Importantly, this development lends validation to Cadila Healthcare's other complex generic filings like anti-hyperstensive drug Toprol XL ($400 million market size), gastrointestinal drug Prevacid ODT ($250 million), and transdermals.
As such, the company is betting on its mesalamine-based filings. Zydus has three mesalamine-based filings — generic Asacol (it has now received approval for which), generic Delzicol, and generic Lialda. Of these, it has already bagged the approval for generic Lialda (which has sales of $1.14 billion in the US) and a launch is expected in the next quarter.
At present, Cadila Healthcare
is the ninth ranking pharma player in the US generics market (based on prescriptions) with a market share of 3.1 per cent.
It draws 40 per cent of its revenues from the US market and aims to double its US base business, which stands at $553 million, over the next three years by launching around 100 products.
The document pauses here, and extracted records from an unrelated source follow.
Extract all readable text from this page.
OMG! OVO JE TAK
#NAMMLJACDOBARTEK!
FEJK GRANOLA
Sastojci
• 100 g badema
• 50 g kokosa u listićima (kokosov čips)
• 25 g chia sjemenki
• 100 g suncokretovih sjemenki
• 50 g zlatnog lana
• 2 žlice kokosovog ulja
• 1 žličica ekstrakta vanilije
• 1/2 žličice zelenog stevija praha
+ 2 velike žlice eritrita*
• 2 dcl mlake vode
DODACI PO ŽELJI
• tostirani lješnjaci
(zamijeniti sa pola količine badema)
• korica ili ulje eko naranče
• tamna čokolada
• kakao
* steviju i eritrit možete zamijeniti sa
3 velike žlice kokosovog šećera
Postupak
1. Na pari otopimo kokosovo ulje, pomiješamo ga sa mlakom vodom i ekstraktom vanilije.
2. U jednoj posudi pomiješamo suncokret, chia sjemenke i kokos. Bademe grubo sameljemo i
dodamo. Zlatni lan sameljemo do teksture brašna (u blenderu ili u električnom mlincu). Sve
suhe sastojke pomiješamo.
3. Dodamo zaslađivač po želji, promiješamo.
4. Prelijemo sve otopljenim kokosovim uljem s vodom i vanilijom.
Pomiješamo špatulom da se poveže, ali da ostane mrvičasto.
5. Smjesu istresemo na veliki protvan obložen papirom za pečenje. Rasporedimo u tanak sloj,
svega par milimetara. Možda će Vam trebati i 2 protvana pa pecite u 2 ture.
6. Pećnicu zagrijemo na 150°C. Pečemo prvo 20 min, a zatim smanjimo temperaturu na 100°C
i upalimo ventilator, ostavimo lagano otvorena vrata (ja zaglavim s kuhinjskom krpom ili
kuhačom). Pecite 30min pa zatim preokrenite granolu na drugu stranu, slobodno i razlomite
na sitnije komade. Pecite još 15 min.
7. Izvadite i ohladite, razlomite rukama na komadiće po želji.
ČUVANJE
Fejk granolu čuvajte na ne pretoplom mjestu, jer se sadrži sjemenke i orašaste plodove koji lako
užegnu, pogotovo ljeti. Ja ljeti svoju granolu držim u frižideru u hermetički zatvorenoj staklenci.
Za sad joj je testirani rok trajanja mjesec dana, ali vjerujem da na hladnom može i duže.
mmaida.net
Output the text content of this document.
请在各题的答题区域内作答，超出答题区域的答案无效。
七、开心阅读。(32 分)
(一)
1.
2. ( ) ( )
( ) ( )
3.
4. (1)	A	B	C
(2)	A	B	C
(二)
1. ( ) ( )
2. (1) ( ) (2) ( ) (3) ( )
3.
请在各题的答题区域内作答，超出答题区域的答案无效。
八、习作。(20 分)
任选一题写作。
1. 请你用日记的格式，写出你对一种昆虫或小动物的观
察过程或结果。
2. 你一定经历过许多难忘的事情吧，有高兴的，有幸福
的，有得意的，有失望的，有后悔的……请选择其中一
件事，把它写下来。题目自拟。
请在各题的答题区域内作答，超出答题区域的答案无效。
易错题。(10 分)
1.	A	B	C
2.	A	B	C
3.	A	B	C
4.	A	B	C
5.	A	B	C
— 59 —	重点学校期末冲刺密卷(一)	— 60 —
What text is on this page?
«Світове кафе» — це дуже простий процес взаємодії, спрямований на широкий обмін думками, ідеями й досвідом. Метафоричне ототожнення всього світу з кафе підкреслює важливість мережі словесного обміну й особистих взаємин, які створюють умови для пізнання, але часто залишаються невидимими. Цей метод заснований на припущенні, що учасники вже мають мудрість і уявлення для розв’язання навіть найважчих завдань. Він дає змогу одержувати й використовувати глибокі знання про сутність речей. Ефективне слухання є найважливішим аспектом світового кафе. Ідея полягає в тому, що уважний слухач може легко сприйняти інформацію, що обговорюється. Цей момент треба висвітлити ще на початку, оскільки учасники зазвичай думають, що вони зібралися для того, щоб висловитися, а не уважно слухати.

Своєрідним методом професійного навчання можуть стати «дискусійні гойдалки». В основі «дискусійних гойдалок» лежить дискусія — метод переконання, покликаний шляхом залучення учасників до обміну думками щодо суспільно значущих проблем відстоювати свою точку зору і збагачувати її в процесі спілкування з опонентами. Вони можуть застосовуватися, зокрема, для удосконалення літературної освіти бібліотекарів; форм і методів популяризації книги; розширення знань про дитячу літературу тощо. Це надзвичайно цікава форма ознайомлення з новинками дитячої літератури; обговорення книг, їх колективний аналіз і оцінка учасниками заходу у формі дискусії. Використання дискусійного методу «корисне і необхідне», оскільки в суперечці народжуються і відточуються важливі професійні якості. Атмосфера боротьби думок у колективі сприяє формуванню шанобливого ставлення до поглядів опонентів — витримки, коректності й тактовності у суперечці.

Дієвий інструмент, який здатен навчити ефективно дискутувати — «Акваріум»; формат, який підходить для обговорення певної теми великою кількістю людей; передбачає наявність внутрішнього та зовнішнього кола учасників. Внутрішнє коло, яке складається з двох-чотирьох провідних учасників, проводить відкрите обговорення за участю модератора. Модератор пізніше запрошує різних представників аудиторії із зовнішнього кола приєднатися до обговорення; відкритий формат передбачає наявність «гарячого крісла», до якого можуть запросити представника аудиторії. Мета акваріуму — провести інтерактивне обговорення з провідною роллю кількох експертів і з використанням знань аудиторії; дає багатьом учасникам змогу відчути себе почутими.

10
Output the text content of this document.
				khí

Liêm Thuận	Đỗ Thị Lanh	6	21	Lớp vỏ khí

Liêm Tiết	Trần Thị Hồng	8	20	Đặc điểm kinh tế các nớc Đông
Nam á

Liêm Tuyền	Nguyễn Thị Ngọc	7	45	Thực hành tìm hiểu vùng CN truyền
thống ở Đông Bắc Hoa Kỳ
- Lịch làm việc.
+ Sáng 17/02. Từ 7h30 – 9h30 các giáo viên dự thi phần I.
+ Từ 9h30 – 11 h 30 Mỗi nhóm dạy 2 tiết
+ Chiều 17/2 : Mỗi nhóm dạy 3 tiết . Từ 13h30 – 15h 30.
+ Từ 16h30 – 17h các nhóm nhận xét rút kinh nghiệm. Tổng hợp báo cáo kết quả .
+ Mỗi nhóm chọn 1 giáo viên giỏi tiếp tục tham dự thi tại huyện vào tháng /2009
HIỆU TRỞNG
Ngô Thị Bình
The Moraiya facility contributes to around 60 per cent of Zydus' US sales. It was served a USFDA
warning letter in December 2015 and received a clearance this June.
Since January 2017, the group has received 27 final and two tentative ANDA
approvals from the USFDA.
The group now has more than 130 approvals and has, so far, filed over 300 ANDAs since the commencement of the filing process in financial year 2003-04.